Quando iniciei minha formação científica, nos anos 60 do século passado, a meta central da ciência não era gerar tecnologia e sim o avanço do conhecimento e a geração de novas idéias.
Somente alguns aspectos do conhecimento tinham alguma relevância para o desenvolvimento tecnológico.
A tecnologia se encontrava melhor associada a indústria e a ciência e a arte com a cultura. Ambas as atividades tem um ancestral evolutivo comum que é uma forma antiga de percepção e apropriação da realidade: a magia.
A arte mantinha um vínculo secreto com a fantasia, imaginário, emoção, pensamento e atitude.
A ciência era o instrumento mais poderoso de compreensão da civilização e um processo desenvolvido com a evolução do homem e sua busca para se preservar e resolver as dificuldades.
O ponto de partida da ciência não era somente a objetividade de uma idéia e sim também acreditar veementemente em algo que podia até não existir, mas que merecia a pena ser investigado.
Minha fascinação ao fazer ciência era a libertação dos dogmas, das crenças e começar a ver tudo com olhos novos e originais. Minha formação científica incluía a associação e interação da arte e ciência, no fundo a cultura.

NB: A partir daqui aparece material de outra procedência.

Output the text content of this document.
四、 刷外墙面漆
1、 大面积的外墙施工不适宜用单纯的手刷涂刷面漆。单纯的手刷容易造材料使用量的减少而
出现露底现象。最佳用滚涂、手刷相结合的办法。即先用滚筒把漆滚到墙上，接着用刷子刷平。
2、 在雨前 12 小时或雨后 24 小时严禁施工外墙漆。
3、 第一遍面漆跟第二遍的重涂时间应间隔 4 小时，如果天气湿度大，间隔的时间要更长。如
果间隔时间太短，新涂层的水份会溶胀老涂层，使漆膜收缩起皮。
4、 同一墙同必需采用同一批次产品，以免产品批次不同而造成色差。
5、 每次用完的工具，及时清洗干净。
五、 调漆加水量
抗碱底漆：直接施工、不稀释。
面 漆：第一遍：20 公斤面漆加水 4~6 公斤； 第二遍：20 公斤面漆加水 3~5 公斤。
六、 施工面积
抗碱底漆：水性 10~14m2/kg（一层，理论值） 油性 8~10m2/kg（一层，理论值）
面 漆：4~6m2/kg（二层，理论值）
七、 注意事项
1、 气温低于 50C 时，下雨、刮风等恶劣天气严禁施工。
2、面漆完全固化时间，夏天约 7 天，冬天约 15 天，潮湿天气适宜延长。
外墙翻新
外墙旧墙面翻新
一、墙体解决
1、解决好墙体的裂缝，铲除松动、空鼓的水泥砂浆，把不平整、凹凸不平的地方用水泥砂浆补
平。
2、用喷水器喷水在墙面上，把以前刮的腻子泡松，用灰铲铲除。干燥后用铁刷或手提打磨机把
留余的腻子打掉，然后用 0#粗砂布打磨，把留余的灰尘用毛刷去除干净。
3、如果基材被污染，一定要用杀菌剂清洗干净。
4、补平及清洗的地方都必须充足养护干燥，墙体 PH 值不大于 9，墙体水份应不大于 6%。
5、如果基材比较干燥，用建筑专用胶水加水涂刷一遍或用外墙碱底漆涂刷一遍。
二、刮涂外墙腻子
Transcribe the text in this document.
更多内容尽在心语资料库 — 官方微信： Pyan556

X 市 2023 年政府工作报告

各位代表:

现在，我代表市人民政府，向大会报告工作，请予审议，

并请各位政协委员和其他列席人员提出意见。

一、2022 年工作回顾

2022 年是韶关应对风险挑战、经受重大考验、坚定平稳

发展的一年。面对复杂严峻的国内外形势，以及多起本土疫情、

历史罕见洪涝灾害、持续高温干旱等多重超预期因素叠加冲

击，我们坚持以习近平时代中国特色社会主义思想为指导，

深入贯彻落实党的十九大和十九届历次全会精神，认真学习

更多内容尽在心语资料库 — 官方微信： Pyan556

A cultura associa a ciência e arte, por que não? O cientista e o artista têm o impulso para a ousadia, para buscar o desconhecido e desenvolver sua curiosidade e paixão.
Ambos buscam o inatingível e intocável: a real beleza e a verdade da natureza.
A cultura é o todo, é a beleza do universo, da natureza e um instrumento robusto para sentir, admirar, conhecer, observar e compreender o mundo. A cultura é a memória da humanidade e o impulso do desenvolvimento e da coesão social.
Ciência e arte não são o resultado da aplicação feliz de um artifício técnico ou da boa utilização de uma tecnologia.
Uma obra de arte e um bom artigo científico quase chegam a ser um milagre, e se não revelar ser uma coisa quase intangível, um algo mais, torna-se coisa pequena.
Por isto tanto a ciência como as artes fazem parte da natureza humana e da emoção, e com elas nos transformamos e damos mais sentido às nossas vidas e ao universo em que vivemos.
É impressionante como a ciência e a arte mudaram a minha percepção da sutileza, da delicadeza, da sensibilidade, do amor e da realidade do planeta.
A ciência é uma modalidade de cultura em si própria que pode transformar a cultura humanística e também modificar a humanidade.
Promover a cultura científica significa estimular o desenvolvimento da cidadania e uma participação dos indivíduos nos movimentos sociais e ao entendimento ao processo democrático.

Fonte: JC e-mail 3206, de 15 de fevereiro de 2007.